Step 8: Fill your stove, via the hole in the middle of the can, with alcohol.

Step 9: Cover your fill hole with a penny, like in the picture above. You will also need to set your stove on a saucer or something that can contain a small puddle of alcohol.

The way this stove works is with pressure. You need a small fire below the stove to make the inside alcohol pressurized and therefore escape through the holes your drilled, or hammered.
Here you can see the alcohol is on fire, but you can also see the small flame on the saucer below the stove. You will want to light this puddle of alcohol and wait until you hear the capsule boiling, and then light the outer perimeter to get the stove going.

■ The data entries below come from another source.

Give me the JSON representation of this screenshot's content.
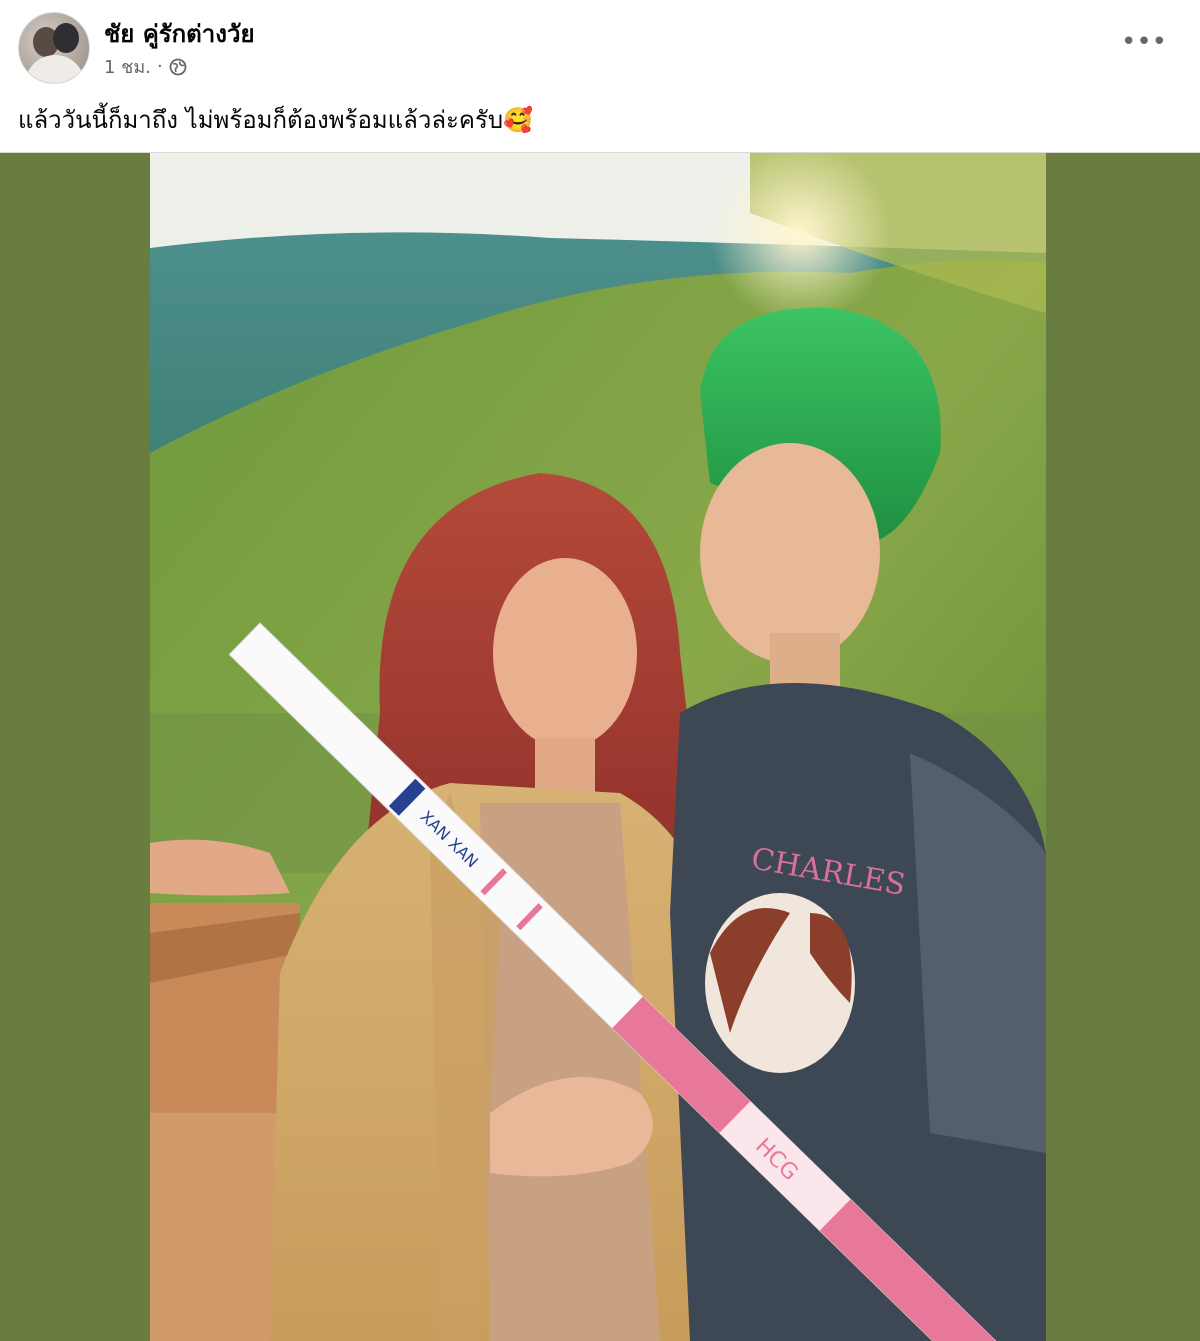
{
  "post": {
    "author_name": "ชัย คู่รักต่างวัย",
    "timestamp": "1 ชม.",
    "separator": "·",
    "audience_icon": "globe-icon",
    "more_icon": "more-options-icon",
    "caption": "แล้ววันนี้ก็มาถึง ไม่พร้อมก็ต้องพร้อมแล้วล่ะครับ🥰"
  },
  "photo": {
    "test_strip_brand": "XAN XAN",
    "test_strip_label": "HCG",
    "shirt_text": "CHARLES"
  },
  "colors": {
    "side_panel": "#6a7d41",
    "strip_pink": "#e8789a",
    "hair_green": "#2fae4e"
  }
}
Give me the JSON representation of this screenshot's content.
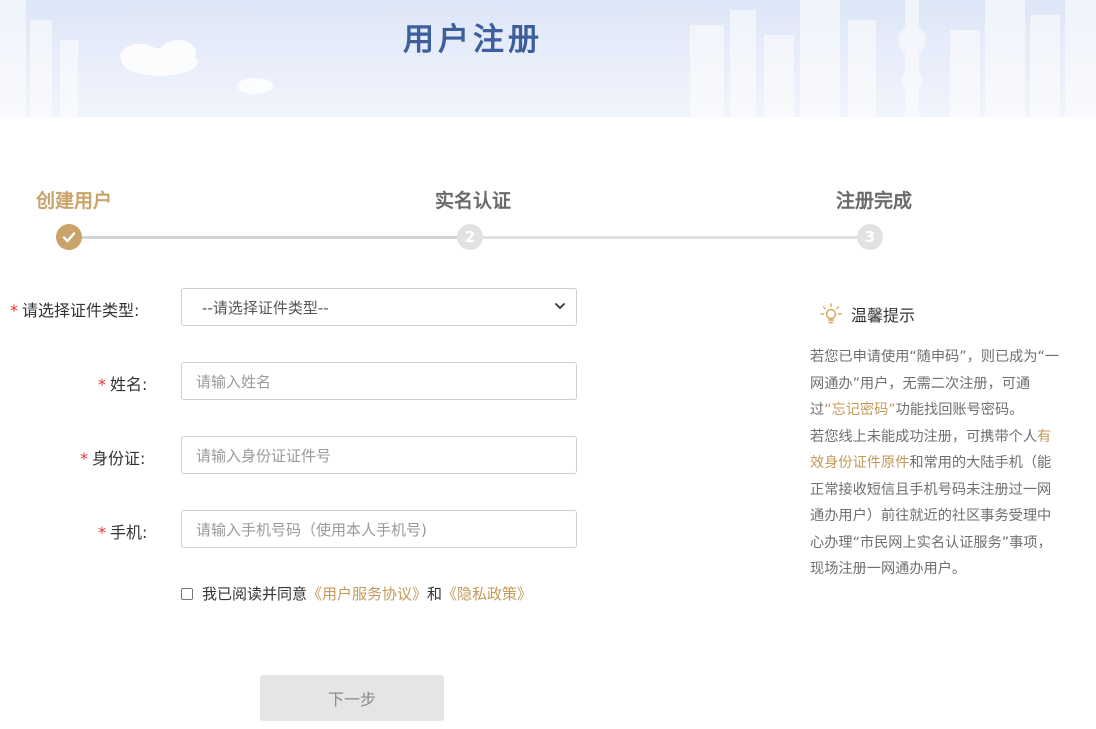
{
  "header": {
    "title": "用户注册"
  },
  "steps": [
    {
      "label": "创建用户",
      "num": "1",
      "state": "done"
    },
    {
      "label": "实名认证",
      "num": "2",
      "state": "pending"
    },
    {
      "label": "注册完成",
      "num": "3",
      "state": "pending"
    }
  ],
  "form": {
    "required_mark": "*",
    "id_type": {
      "label": "请选择证件类型:",
      "value": "--请选择证件类型--"
    },
    "name": {
      "label": "姓名:",
      "placeholder": "请输入姓名"
    },
    "id_number": {
      "label": "身份证:",
      "placeholder": "请输入身份证证件号"
    },
    "phone": {
      "label": "手机:",
      "placeholder": "请输入手机号码（使用本人手机号)"
    },
    "agreement": {
      "prefix": "我已阅读并同意",
      "terms_link": "《用户服务协议》",
      "and": "和",
      "privacy_link": "《隐私政策》",
      "checked": false
    },
    "next_button": "下一步"
  },
  "tips": {
    "title": "温馨提示",
    "para1_a": "若您已申请使用“随申码”，则已成为“一网通办”用户，无需二次注册，可通过",
    "para1_link": "“忘记密码”",
    "para1_b": "功能找回账号密码。",
    "para2_a": "若您线上未能成功注册，可携带个人",
    "para2_link": "有效身份证件原件",
    "para2_b": "和常用的大陆手机（能正常接收短信且手机号码未注册过一网通办用户）前往就近的社区事务受理中心办理“市民网上实名认证服务”事项，现场注册一网通办用户。"
  },
  "colors": {
    "accent_gold": "#c9a36a",
    "title_blue": "#3d5f9d",
    "required_red": "#e0362c"
  }
}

If the puddle of alcohol below goes out, your stove will continue to function, so no need for worry.

As stated above, I would rather take my rocket stove camping. It will produce more heat in the same amount of time, with sticks and twigs rather than alcohol. If however, you carry alcohol in your first aid kit or for consumption anyways, this may be a great stove to keep in the pack. I love it, and will be using it as my stove for use when the electricity goes out.